Betânia Rodrigues
De Londrina
Especial para a Folha
O posto do Instituto Nacional de Seguridade Social (INSS) do Jardim Shangri-lá, na região central de Londrina, fecha suas portas no próximo dia 24 para reformas. A partir do dia 26, todos os serviços prestados por ele serão oferecidos na agência central do INSS, localizado na Rua Professor João Cândido.
Segundo a chefe do posto, Cintia Cristina Jorge Iwanco, a reforma faz parte do Programa de Melhoria no Atendimento (PMA), lançado há dois anos pelo INSS para agilizar o trabalho nas agências de grande porte. ‘‘Haverá mudanças no ‘lay out’ interno do prédio e a instalação de máquinas de auto-atendimento semelhantes aos caixas eletrônicos bancários.’’
No Paraná, a agência do Pinheirinho, em Curitiba, é a primeira a integrar o Programa. De acordo com o chefe administrativo do INSS em Londrina, José Roberto Pretel dos Santos, este semestre mais três agências serão remodeladas na capital, uma em Francisco Beltrão, outra em Maringá e Cascavel. A previsão inicial é que a obra no prédio do Jardim Shangri-lá, em Londrina, dure 90 dias.
A transferência de sua estrutura para a agência central vai manter as duas unidades fechadas nos dias 24 e 25. Até a conclusão da reforma todos os requerimentos para aposentadoria, auxílio doença, licença maternidade e outros benefícios assistenciais de Londrina e região deverão ser feitos na agência da Rua Professor João Cândido, no centro da cidade.
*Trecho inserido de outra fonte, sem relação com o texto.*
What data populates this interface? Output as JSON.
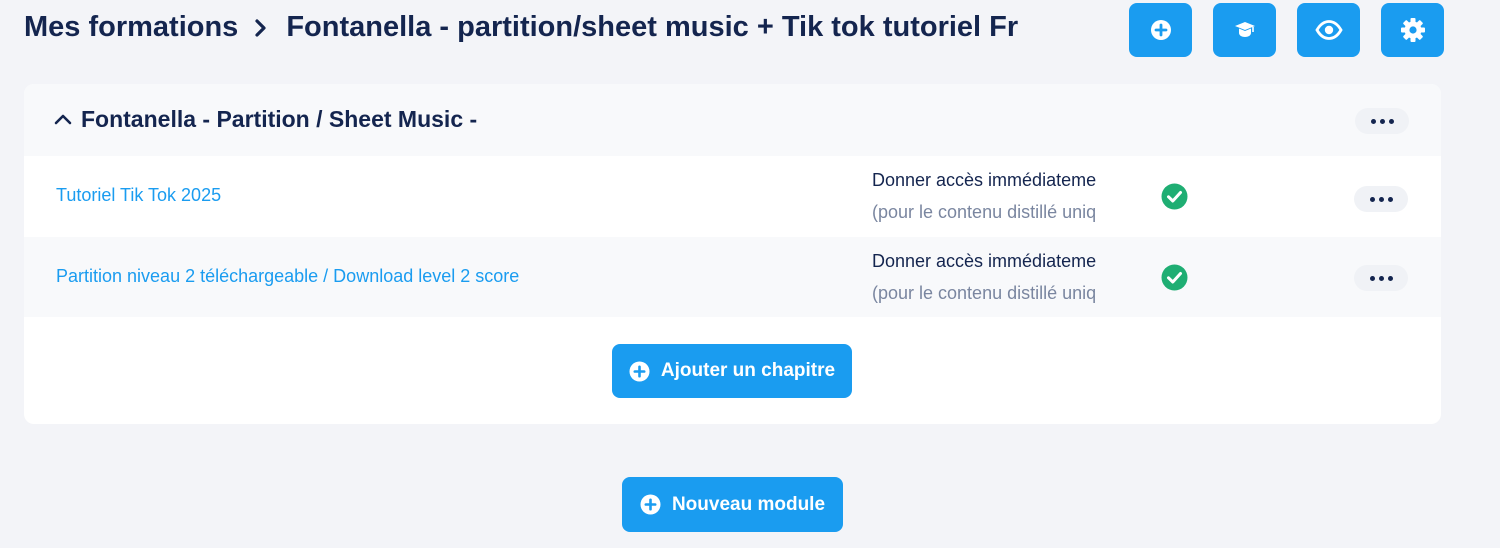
{
  "breadcrumb": {
    "root": "Mes formations",
    "current": "Fontanella - partition/sheet music + Tik tok tutoriel Fr"
  },
  "toolbar": {
    "buttons": [
      {
        "icon": "plus-circle-icon"
      },
      {
        "icon": "graduation-cap-icon"
      },
      {
        "icon": "eye-icon"
      },
      {
        "icon": "gear-icon"
      }
    ]
  },
  "module": {
    "title": "Fontanella - Partition / Sheet Music -",
    "chapters": [
      {
        "title": "Tutoriel Tik Tok 2025",
        "access_label": "Donner accès immédiateme",
        "access_note": "(pour le contenu distillé uniq",
        "status_icon": "check-circle-icon"
      },
      {
        "title": "Partition niveau 2 téléchargeable / Download level 2 score",
        "access_label": "Donner accès immédiateme",
        "access_note": "(pour le contenu distillé uniq",
        "status_icon": "check-circle-icon"
      }
    ],
    "add_chapter_label": "Ajouter un chapitre"
  },
  "new_module_label": "Nouveau module",
  "colors": {
    "accent": "#1a9cf0",
    "text_dark": "#14254f",
    "success": "#1fae73",
    "background": "#f3f4f8"
  }
}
A agência do Jardim Shangri-lá atende, em média, 320 pessoas por dia. Com a reforma esse número deve aumentar porque ela estará habilitada também a arrecadar taxas. ‘‘As máquinas vão agilizar o atendimento, mas nem por isso os atendentes vão desaparecer. Eles permancerão para ajudar os usuários a utilizar os terminais e auxiliar aqueles que não se adaptarem a eles’’, disse Santos.
Enquanto isso não ocorre, gestantes, parturientes, acidentados, deficientes físicos e idosos passam horas na fila de espera. Ontem de manhã, a auxliar administrativa Vanusa Fernandes da Silva estava no posto Shangri-lá pela segunda vez em busca do requerimento para licença maternidade. ‘‘Na terça-feira, passei três horas aqui. Fui obrigada a desistir porque sentia muitas dores e não aguentava esperar mais. Não posso ficar muito tempo fora de casa porque tenho duas crianças, uma delas com 12 dias. Por que o INSS não cria uma fila especial para idosos e gestantes em seus postos?’’.
O deficiente físico Reinaldo Mateus Ramos também gostaria que o atendimento fosse mais rápido. Uma vez por ano ele precisa renovar a procuração que dá ao tio para receber seu benefício e é o único que pode fazer isso. A dona de casa Jaira Ferreira Maia estava ontem pela terceira vez à procura do resíduo da aposentadoria de sua mãe que morreu em dezembro do ano passado. ‘‘A minha sorte é morar na Vila Recreio (zona leste), que fica perto daqui’’.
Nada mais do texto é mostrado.